The MicroDAGR also has anti-jamming and anti-spoofing capability, as it has the latest Selective Availability Anti-Spoofing Module (SAASM)-based anti-jamming software, Johnson says. Johnson, a former Special Operations officer, says that when he served, soldiers would use an off-the-shelf Garmin GPS, which worked fine but could easily be jammed.

Even more dangerous than jamming it could be spoofed into providing incorrect coordinates, which “gets guys killed in a hurry,” Johnson continues.

Warfighters themselves also can add functionality to the MicroDAGR much the same way individuals create applications for their iPhones, Johnson says. Soldiers are creating their own “apps” based on mission requirements or personal preference, he adds.

Working with handheld computers comes naturally to today’s troops, as most of them under 30 grew up with this type of technology, Johnson notes.

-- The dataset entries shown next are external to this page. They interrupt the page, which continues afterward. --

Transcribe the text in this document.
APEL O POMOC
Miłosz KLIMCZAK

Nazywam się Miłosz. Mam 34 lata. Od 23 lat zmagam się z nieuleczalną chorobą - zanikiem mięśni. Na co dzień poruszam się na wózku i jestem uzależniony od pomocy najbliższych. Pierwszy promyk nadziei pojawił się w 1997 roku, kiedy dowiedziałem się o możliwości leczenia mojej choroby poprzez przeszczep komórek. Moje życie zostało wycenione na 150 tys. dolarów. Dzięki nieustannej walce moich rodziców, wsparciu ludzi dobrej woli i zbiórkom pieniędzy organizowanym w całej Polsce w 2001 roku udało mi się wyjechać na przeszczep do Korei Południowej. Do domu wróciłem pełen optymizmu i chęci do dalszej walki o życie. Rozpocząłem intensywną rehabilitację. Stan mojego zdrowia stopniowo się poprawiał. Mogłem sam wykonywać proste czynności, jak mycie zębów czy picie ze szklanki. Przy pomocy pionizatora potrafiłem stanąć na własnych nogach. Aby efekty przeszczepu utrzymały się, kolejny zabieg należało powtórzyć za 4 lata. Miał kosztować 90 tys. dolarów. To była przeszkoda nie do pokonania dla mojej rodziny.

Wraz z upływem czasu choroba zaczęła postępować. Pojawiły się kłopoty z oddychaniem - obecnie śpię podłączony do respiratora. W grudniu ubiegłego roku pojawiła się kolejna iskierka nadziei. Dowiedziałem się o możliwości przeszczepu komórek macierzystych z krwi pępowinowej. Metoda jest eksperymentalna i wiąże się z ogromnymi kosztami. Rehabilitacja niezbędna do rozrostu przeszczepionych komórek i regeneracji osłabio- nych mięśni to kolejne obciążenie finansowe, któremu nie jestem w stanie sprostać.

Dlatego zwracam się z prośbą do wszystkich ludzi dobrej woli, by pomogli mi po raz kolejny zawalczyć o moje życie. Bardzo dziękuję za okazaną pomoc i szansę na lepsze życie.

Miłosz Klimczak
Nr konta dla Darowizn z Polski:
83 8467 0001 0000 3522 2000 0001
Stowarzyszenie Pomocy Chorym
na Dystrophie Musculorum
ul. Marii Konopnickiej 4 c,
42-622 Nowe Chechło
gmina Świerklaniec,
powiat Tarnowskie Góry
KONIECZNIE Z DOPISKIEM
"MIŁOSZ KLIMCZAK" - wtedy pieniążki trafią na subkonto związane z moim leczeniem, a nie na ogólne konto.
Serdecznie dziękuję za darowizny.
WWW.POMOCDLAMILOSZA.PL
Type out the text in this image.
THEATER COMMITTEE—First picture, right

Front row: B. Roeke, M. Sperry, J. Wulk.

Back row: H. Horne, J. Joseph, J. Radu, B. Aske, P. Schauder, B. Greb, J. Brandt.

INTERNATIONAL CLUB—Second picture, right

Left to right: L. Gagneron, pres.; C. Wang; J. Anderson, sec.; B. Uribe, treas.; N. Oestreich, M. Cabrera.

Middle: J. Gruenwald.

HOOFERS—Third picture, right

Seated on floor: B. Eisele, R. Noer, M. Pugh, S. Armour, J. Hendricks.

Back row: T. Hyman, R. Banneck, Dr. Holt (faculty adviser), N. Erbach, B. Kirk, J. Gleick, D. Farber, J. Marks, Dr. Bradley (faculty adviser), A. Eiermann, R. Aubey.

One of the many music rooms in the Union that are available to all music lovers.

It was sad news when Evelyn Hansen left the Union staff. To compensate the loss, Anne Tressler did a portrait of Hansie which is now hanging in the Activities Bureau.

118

Future enhancements include mission planning, multiple languages, and L2 frequency, which improves position accuracy and jamming performance, according to the MicroDAGR data sheet.

The MicroDAGR will not have wireless networking capability yet because the National Security Agency still does think it is secure enough, Johnson says. Rockwell Collins will provide the first MicroDAGRs to the U.S. Army Rapid Equipping Force (REF) at the beginning of next year, Johnson says.